Une façon de répondre à ces trois impératifs pourrait être de mettre en place quatre dispositifs complémentaires.

  1. Un socle de revenu identique pour toute la population, déduit automatiquement chaque mois du prélèvement à la source de l’impôt sur le revenu, augmentant la résilience et la confiance de tous dans une période de grande incertitude.
  2. Un moratoire sur les remboursements d’emprunts, permettant à chacun de demander à sa banque de décaler sans frais les remboursements pendant la durée de la crise.
  3. Une forme nouvelle de suspension du contrat de travail, libérant le salarié et l’employeur de leurs obligations respectives pendant la période d’incertitude.
  4. Une participation de solidarité exceptionnelle, qui pourrait prendre la forme d’une « CSG-covid », montrant – mieux que les applaudissements à sa fenêtre – l’implication financière de chacun dans l’effort demandé à tout un pays. Mobiliser pour le bien commun « l’épargne forcée » évoquée au début de cet article est légitime. Ce serait sans doute plus utile que de laisser ces milliards épargnés nourrir l’inflation des prix de l’immobilier.

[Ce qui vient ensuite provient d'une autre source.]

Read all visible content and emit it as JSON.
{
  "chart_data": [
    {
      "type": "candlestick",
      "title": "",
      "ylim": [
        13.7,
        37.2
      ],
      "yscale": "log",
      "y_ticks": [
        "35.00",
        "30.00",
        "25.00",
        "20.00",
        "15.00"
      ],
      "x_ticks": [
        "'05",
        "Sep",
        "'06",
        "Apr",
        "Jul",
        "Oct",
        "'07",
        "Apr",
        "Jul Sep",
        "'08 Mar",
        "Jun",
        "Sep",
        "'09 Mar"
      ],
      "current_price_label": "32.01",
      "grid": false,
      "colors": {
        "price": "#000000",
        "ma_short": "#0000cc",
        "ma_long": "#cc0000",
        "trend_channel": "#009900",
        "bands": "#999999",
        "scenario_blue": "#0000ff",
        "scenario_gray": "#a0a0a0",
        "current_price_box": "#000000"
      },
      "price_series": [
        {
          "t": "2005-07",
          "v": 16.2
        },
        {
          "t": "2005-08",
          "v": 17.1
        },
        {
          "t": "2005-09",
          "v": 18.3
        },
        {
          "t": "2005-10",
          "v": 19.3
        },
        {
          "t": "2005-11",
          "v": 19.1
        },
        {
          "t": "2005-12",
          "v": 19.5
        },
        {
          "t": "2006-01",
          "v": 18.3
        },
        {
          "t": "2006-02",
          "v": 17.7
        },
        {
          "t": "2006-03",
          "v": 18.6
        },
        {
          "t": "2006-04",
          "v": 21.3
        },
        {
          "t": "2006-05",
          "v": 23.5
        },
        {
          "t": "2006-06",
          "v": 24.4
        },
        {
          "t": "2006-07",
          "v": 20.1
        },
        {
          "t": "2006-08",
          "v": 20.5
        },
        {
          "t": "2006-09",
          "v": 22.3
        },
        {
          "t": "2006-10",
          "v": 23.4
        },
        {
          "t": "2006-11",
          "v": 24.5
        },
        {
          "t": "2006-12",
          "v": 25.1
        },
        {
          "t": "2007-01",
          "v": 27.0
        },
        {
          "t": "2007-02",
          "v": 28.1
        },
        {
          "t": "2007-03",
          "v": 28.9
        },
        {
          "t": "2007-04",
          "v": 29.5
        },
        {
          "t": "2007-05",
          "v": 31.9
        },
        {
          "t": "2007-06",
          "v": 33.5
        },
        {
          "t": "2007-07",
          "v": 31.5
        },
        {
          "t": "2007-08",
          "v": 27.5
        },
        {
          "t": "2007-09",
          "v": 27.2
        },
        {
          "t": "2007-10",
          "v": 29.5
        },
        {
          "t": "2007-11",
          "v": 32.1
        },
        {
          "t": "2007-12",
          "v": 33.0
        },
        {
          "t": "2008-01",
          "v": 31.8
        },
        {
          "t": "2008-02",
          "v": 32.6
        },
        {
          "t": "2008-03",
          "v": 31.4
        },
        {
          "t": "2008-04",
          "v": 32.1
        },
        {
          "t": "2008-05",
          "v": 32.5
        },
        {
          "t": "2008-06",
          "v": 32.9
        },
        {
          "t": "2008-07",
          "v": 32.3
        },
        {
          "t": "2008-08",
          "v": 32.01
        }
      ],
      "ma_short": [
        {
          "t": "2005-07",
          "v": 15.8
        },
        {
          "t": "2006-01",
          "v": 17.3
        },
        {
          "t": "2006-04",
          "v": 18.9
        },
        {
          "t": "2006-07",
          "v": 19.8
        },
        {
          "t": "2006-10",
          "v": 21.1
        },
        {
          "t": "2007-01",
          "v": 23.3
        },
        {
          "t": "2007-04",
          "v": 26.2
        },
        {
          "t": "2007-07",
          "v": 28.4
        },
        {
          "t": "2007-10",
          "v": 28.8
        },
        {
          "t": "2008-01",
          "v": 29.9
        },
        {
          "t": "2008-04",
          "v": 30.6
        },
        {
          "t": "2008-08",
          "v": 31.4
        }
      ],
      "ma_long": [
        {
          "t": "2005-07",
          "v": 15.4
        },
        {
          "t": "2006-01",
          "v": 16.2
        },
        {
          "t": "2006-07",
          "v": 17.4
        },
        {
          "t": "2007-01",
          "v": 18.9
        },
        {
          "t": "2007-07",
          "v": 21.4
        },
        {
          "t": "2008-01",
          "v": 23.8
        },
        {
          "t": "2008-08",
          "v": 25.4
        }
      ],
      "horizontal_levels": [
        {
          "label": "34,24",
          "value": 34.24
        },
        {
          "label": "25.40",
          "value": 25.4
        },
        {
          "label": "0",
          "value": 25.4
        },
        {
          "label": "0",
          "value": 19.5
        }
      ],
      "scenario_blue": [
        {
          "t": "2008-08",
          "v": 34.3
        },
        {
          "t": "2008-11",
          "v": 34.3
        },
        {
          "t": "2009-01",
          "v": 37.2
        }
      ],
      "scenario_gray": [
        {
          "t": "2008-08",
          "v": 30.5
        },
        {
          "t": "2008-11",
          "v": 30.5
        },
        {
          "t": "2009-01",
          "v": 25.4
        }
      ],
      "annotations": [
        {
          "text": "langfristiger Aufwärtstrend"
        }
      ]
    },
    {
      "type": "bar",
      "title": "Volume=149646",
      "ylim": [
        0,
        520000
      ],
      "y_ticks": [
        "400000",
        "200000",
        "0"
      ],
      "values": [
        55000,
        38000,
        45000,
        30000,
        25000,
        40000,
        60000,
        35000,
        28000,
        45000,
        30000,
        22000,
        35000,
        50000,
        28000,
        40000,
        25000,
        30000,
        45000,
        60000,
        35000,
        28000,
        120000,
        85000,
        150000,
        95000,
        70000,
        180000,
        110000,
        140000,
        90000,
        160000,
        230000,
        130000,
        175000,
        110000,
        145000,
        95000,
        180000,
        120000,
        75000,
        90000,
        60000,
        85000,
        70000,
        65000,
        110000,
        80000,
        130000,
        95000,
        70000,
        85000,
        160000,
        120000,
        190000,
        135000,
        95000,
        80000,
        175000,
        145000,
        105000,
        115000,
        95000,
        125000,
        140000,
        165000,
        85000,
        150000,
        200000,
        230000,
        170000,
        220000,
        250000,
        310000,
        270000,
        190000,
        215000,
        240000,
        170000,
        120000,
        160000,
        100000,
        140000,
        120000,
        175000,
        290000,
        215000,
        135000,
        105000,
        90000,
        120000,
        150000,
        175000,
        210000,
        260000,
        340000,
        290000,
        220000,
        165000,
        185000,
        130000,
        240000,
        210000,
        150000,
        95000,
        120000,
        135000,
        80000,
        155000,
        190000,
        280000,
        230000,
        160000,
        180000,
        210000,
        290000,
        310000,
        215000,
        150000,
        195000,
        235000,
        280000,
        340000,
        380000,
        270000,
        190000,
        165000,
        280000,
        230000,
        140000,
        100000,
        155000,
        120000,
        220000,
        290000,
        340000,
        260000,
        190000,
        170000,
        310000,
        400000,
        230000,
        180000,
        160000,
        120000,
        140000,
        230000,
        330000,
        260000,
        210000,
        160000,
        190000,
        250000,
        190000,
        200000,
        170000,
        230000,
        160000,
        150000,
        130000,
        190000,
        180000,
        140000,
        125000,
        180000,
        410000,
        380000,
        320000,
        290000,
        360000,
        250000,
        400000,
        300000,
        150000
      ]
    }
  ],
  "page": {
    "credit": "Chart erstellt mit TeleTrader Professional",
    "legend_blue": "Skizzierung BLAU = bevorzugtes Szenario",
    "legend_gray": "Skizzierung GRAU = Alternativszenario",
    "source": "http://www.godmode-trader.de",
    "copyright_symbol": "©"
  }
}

Si on y réfléchit un peu attentivement, cette combinaison remplacerait avantageusement les dispositifs actuels. Les actifs désœuvrés mais sécurisés financièrement ne seraient plus spécifiquement à la charge de l’État. Ils auraient le choix d’activer immédiatement ou plus tard leurs droits à l’assurance chômage, pouvant s’investir dans l’intervalle dans toutes sortes d’activités utiles éventuellement rémunérées. Les employeurs seraient incités à se reconfigurer rapidement pour adapter leur entreprise à l’évolution des marchés, préparer le futur et attirer des salariés plus autonomes et motivés.

Ce ne sont là que quelques pistes de réflexion, qui feront légitimement débat. En tous cas, une action publique qui aborde une crise planétaire avec pour seule ambition de rétablir la situation antérieure est un peu décevante. Combien d’opportunités de transformations positives gâchées, à titre individuel et collectif ?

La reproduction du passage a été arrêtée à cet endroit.